Wiener Staatsoper im Zeichen Mahlers
Direktor Bogdan Roščić kündigt Wiederbewerbung an und appelliert wegen Russland an die EU.
Mit Inspiration aus der Geschichte und einer neuen Zukunft für „die heilige Kuh“Stehplatz geht die Wiener Staatsoper in die Spielzeit 2022/23. Direktor Bogdan Roščić widmet die Saison dem großen Vorgänger Gustav Mahler, der sein Amt vor 125 Jahren antrat. Viele der insgesamt sieben Opernpremieren sollen Bezüge zu Mahler herstellen. So wird die erste Premiere im September aus Mahlers Jugendwerk, der Kantate „Das klagende Lied“, und den „Kindertotenliedern“zum Abend „Von der Liebe Tod“geformt, für den Regisseur Calixto Bieito verantwortlich zeichnen wird. Zu den Opern-Neuproduktionen kommen eine Jugendoper-Premiere und zwei Premieren des Staatsballetts.

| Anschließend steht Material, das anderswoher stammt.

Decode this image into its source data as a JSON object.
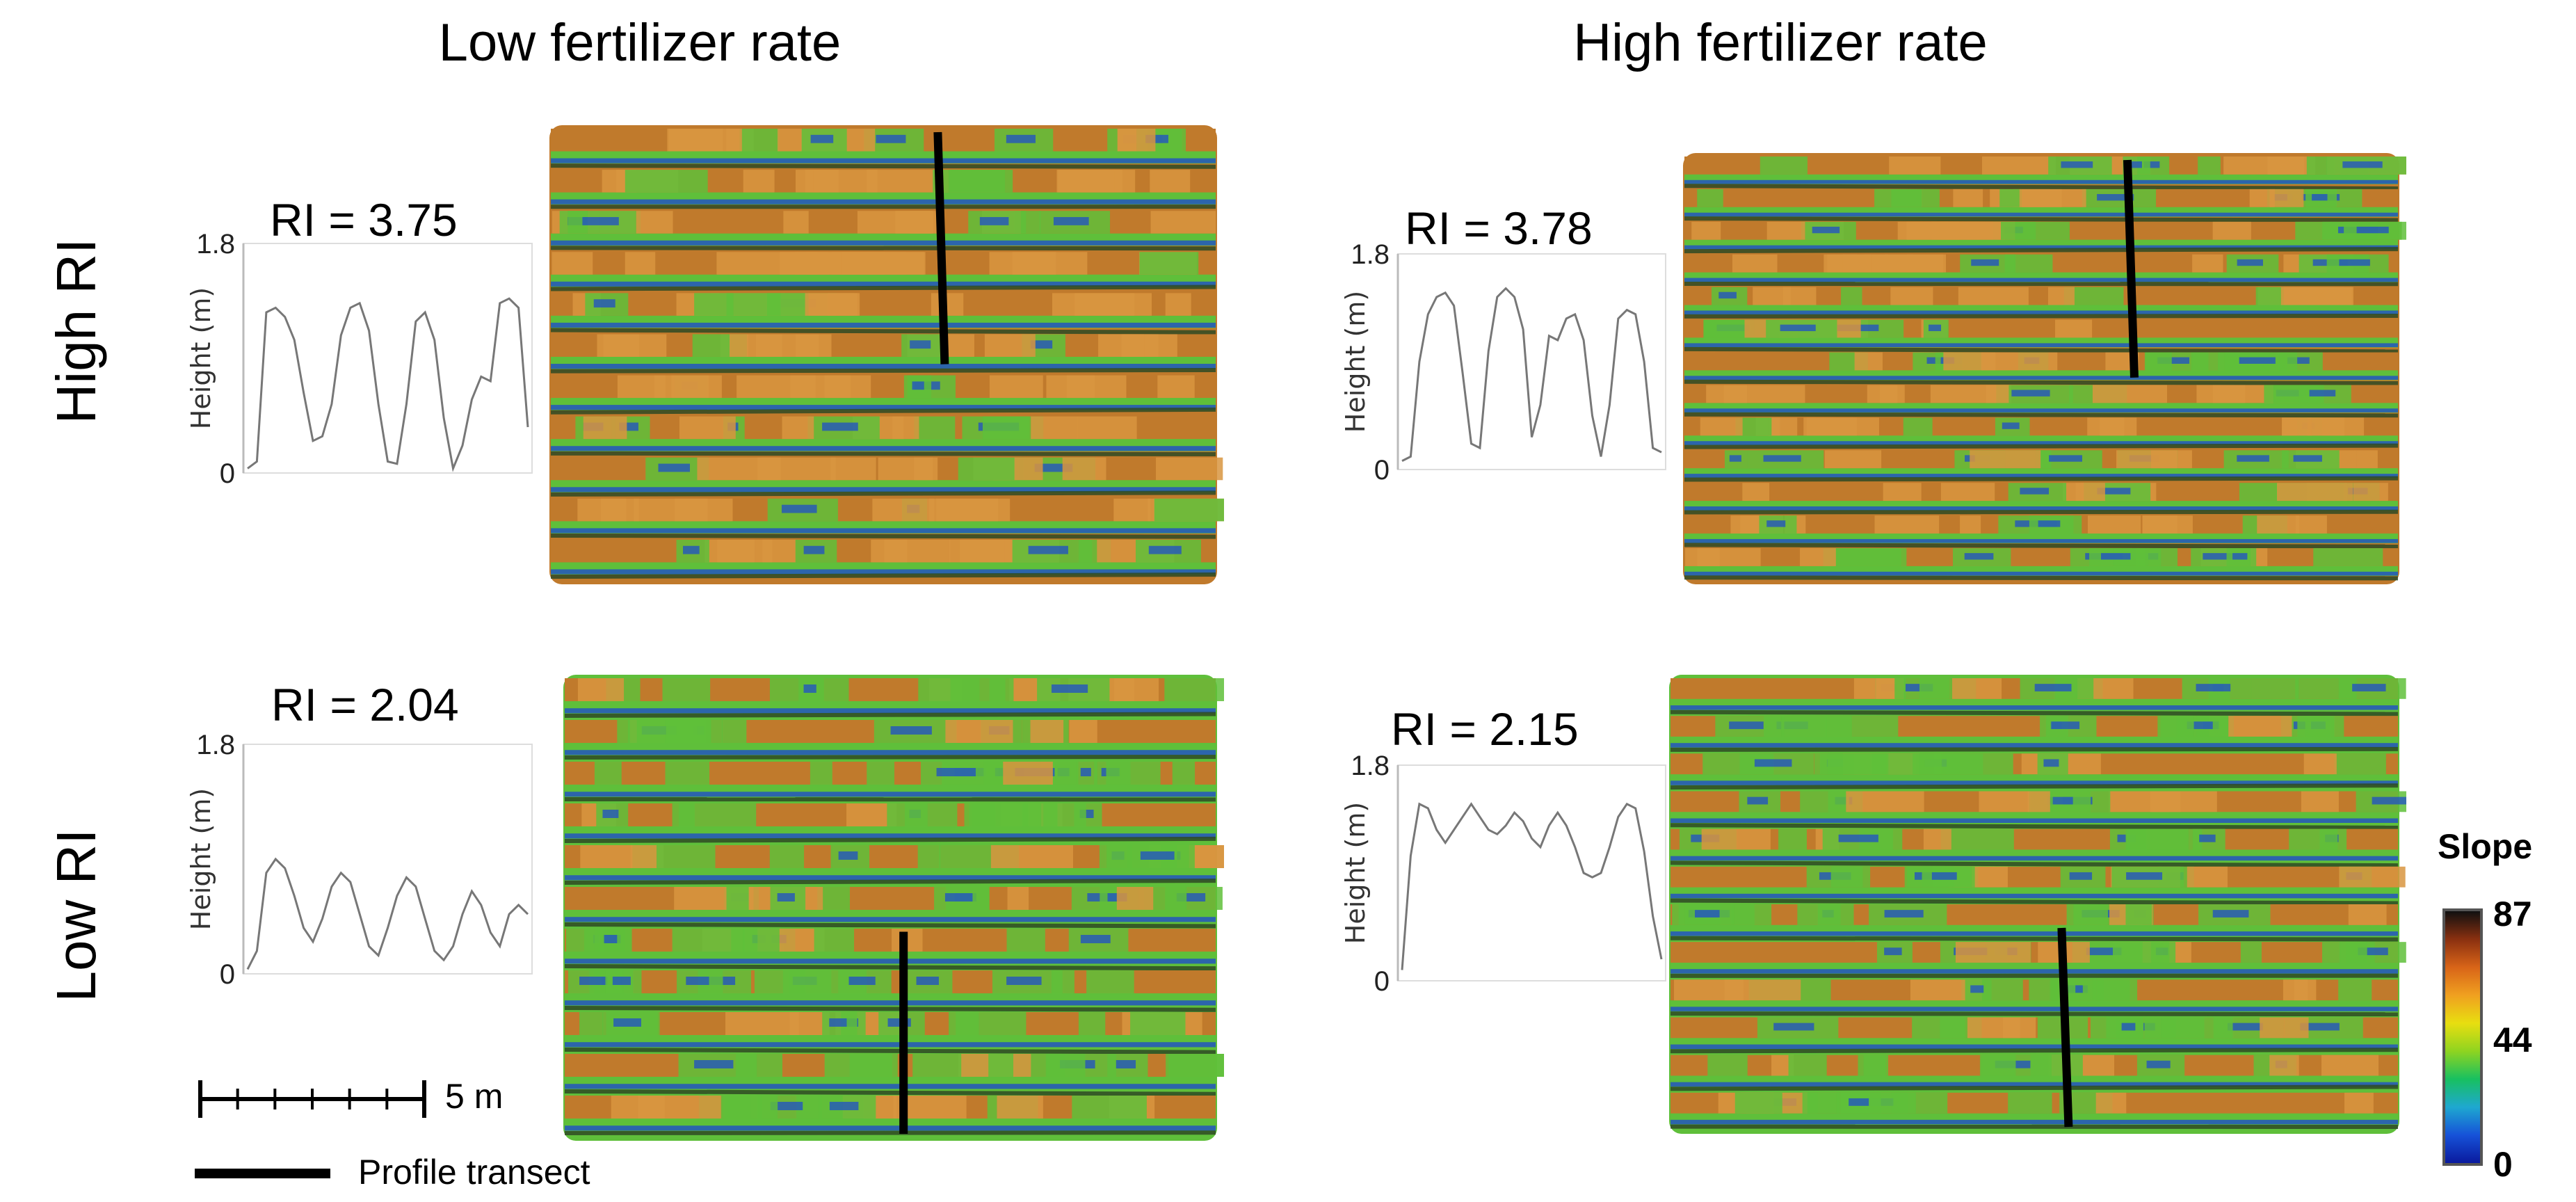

Neuerung gibt es bei den in der Opernszene legendären Stehplätzen des Hauses, wie Geschäftsführerin Petra Bohuslav ankündigte. Bereits ab heute, Montag, wird die in der Coronazeit eingeführte Bestuhlung mit 169 Sitzen zu Stehplätzen rückgebaut. Diese sind allerdings künftig lockerer gruppiert, weshalb es nur mehr 449 anstelle der einstigen 567 Plätze geben wird. Mit der neuen Saison wird dann auch die Einheitlichkeit der Stehplatzpreise aufgehoben.
Ambivalent fällt für Roščić der Blick auf die laufende Saison aus: „Ich finde sie viel schwieriger als 20/21.“Zumindest habe damals mit den Lockdowns Klarheit geherrscht. Aber man bleibe trotz Schließungen, Umbesetzungen und der Absage des Opernballs im Budget. Mit diesen Zahlen im Rücken kündigte der seit 2020 amtierende Roščić angesichts der laufenden Neuausschreibung seines Postens ab 2025 gegenüber der Austria Presseagentur an: „Ich werde mich wieder bewerben.“
Klar positionierte sich Staatsopern-Direktor Roščić in der Debatte
um das Engagement russischer Klassikkünstler in Zeiten des Krieges. „Das Thema ist ein unglaubliches Bubble-Thema. Ich glaube, dass das Publikum daran vollkommen desinteressiert ist.“
Zugleich stehe hinter der Diskussion letztlich nicht die eigentliche
Sache. „Da werden die Opfer instrumentalisiert, um Rechnungen in der Kulturszene zu begleichen. Und da bekommt Teodor Currentzis ein gerüttelt Maß ab.“Der Dirigent und sein Orchester MusicAeterna, das als freies Ensemble in St. Petersburg angesiedelt ist, sind angesichts der Unterstützung durch die russische VTB-Bank in die Kritik geraten. Wenn sich nun Kritiker in der Klassikszene über etwaige Abhängigkeiten beschwerten, sei seine Forderung sehr klar, so Roščić: „Liebe EU, hol dieses Ensemble, hol dieses Orchester, diesen unfassbar guten Chor nach Europa. Befreie diese Künstler aus der Abhängigkeit.“Die Staatsoper habe etwa mit Anna Netrebko für die kommende Spielzeit einen aufrechten Vertrag für eine „Aida“-Wiederaufnahme. Angekündigt wird das im Programm noch nicht, weil bei Drucklegung der Spielzeithefte die Situation noch zu verworren war.